Snowpiercer (2013): Movie Review

Poster of Snowpiercer movie

AI Image for Snowpiercer (2013)

Recently, I watched Bong Joon-ho's Snowpiercer (2013). I have watched several of his films including popular Parasite (2019), and the raw, chaotic energy of this one gripped me right from the opening act. It starts with atmospheric audio reports of planes dispersing the cooling agent CW7, setting up the ice age context before dropping us into the bleak, silent misery of the train's tail section. Curtis is introduced in this opening act, and his quiet defiance against the guards sets the tone of resistance to power.

Talking about the film: it follows Curtis leading a desperate revolt. The train is a literal class-based ecosystem where the poor are kept at the tail and the elite rule the engine. Minister Mason's speech captures this division perfectly, comparing the elite to hats on heads and the poor to shoes on feet. As the rebels push forward, Curtis faces brutal choices, like chasing the commander instead of saving his friends. Bong Joon-ho crafts the train as a mini-world, where kids are brainwashed with its revisionist history in a surreal school car, and the entire structure is kept in a delicate, closed balance of air, water, food, and population.

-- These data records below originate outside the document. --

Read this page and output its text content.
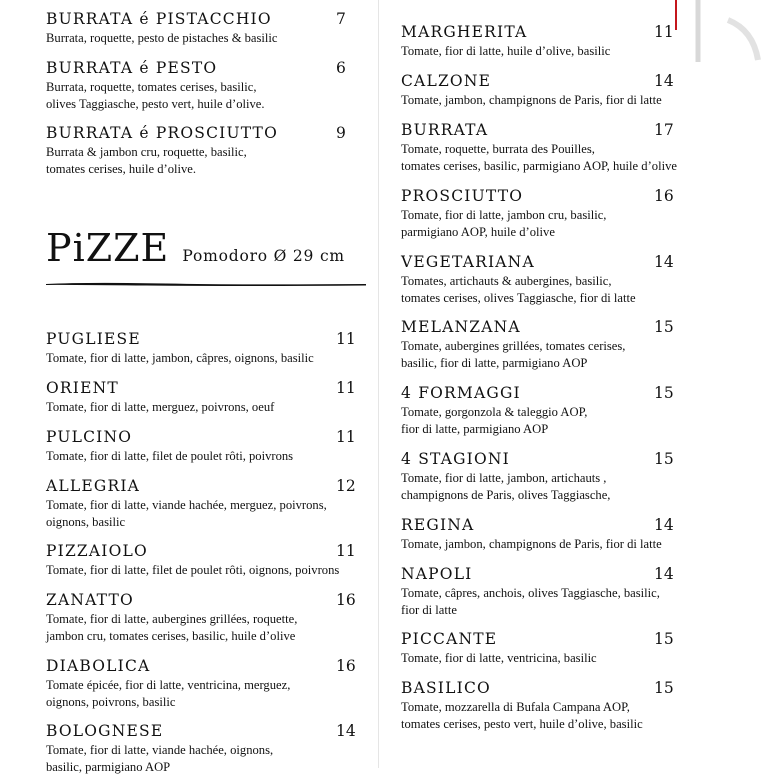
BURRATA é PISTACCHIO	7
Burrata, roquette, pesto de pistaches & basilic
BURRATA é PESTO	6
Burrata, roquette, tomates cerises, basilic,
olives Taggiasche, pesto vert, huile d’olive.
BURRATA é PROSCIUTTO	9
Burrata & jambon cru, roquette, basilic,
tomates cerises, huile d’olive.
PiZZE Pomodoro Ø 29 cm
PUGLIESE	11
Tomate, fior di latte, jambon, câpres, oignons, basilic
ORIENT	11
Tomate, fior di latte, merguez, poivrons, oeuf
PULCINO	11
Tomate, fior di latte, filet de poulet rôti, poivrons
ALLEGRIA	12
Tomate, fior di latte, viande hachée, merguez, poivrons,
oignons, basilic
PIZZAIOLO	11
Tomate, fior di latte, filet de poulet rôti, oignons, poivrons
ZANATTO	16
Tomate, fior di latte, aubergines grillées, roquette,
jambon cru, tomates cerises, basilic, huile d’olive
DIABOLICA	16
Tomate épicée, fior di latte, ventricina, merguez,
oignons, poivrons, basilic
BOLOGNESE	14
Tomate, fior di latte, viande hachée, oignons,
basilic, parmigiano AOP
MARGHERITA	11
Tomate, fior di latte, huile d’olive, basilic
CALZONE	14
Tomate, jambon, champignons de Paris, fior di latte
BURRATA	17
Tomate, roquette, burrata des Pouilles,
tomates cerises, basilic, parmigiano AOP, huile d’olive
PROSCIUTTO	16
Tomate, fior di latte, jambon cru, basilic,
parmigiano AOP, huile d’olive
VEGETARIANA	14
Tomates, artichauts & aubergines, basilic,
tomates cerises, olives Taggiasche, fior di latte
MELANZANA	15
Tomate, aubergines grillées, tomates cerises,
basilic, fior di latte, parmigiano AOP
4 FORMAGGI	15
Tomate, gorgonzola & taleggio AOP,
fior di latte, parmigiano AOP
4 STAGIONI	15
Tomate, fior di latte, jambon, artichauts ,
champignons de Paris, olives Taggiasche,
REGINA	14
Tomate, jambon, champignons de Paris, fior di latte
NAPOLI	14
Tomate, câpres, anchois, olives Taggiasche, basilic,
fior di latte
PICCANTE	15
Tomate, fior di latte, ventricina, basilic
BASILICO	15
Tomate, mozzarella di Bufala Campana AOP,
tomates cerises, pesto vert, huile d’olive, basilic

Unlike modern high-budget sci-fi blockbusters that rely on sterile CGI and clean action, this one feels intensely claustrophobic and dirty. The action is gritty, and the set designs feel incredibly tactile as the characters fight their way forward car by car, highlighting a theatrical, almost surreal style of characterisation. But it's the dark psychological weight that really hits. Near the end, Curtis makes a horrifying confession to the security expert, Namgoong Minsoo, about the train's early days. He confesses to killing a mother for her baby, only to be stopped when the tail section's leader, Gilliam, offered his own arm to save the child—who grew up to be Curtis's late friend, Edgar. It's a heavy, visceral moment that shifts Curtis from a simple hero to a reformed monster.

The climax upends the standard rebellion narrative. When Curtis finally reaches the engine, Wilford reveals that the entire revolt was a co-conspired population control mechanism planned with Gilliam, and even offers Curtis his position. Meanwhile, Namgoong, aided by his clairvoyant daughter Yona, has a different plan. He wasn't hoarding the drug Kronole to get high, but to blow open the external door to the outside. He noticed signs of a thaw, like a crashed airplane on a bridge becoming increasingly visible over the years.

In the end, it's a brilliant social satire on humanity's self-destructive structures. The rebellion fails to save the train, but the train itself is destroyed, leaving Yona and young Timmy as the sole survivors. After Curtis sacrifices his hand to save Timmy from the engine's gears, the kids step out into the snow to see a polar bear—a silent sign of life and a sliver of hope. It's a wild, bleak ride, and while the dark twists might not be for everyone, it's a cinematic experience that stays with you.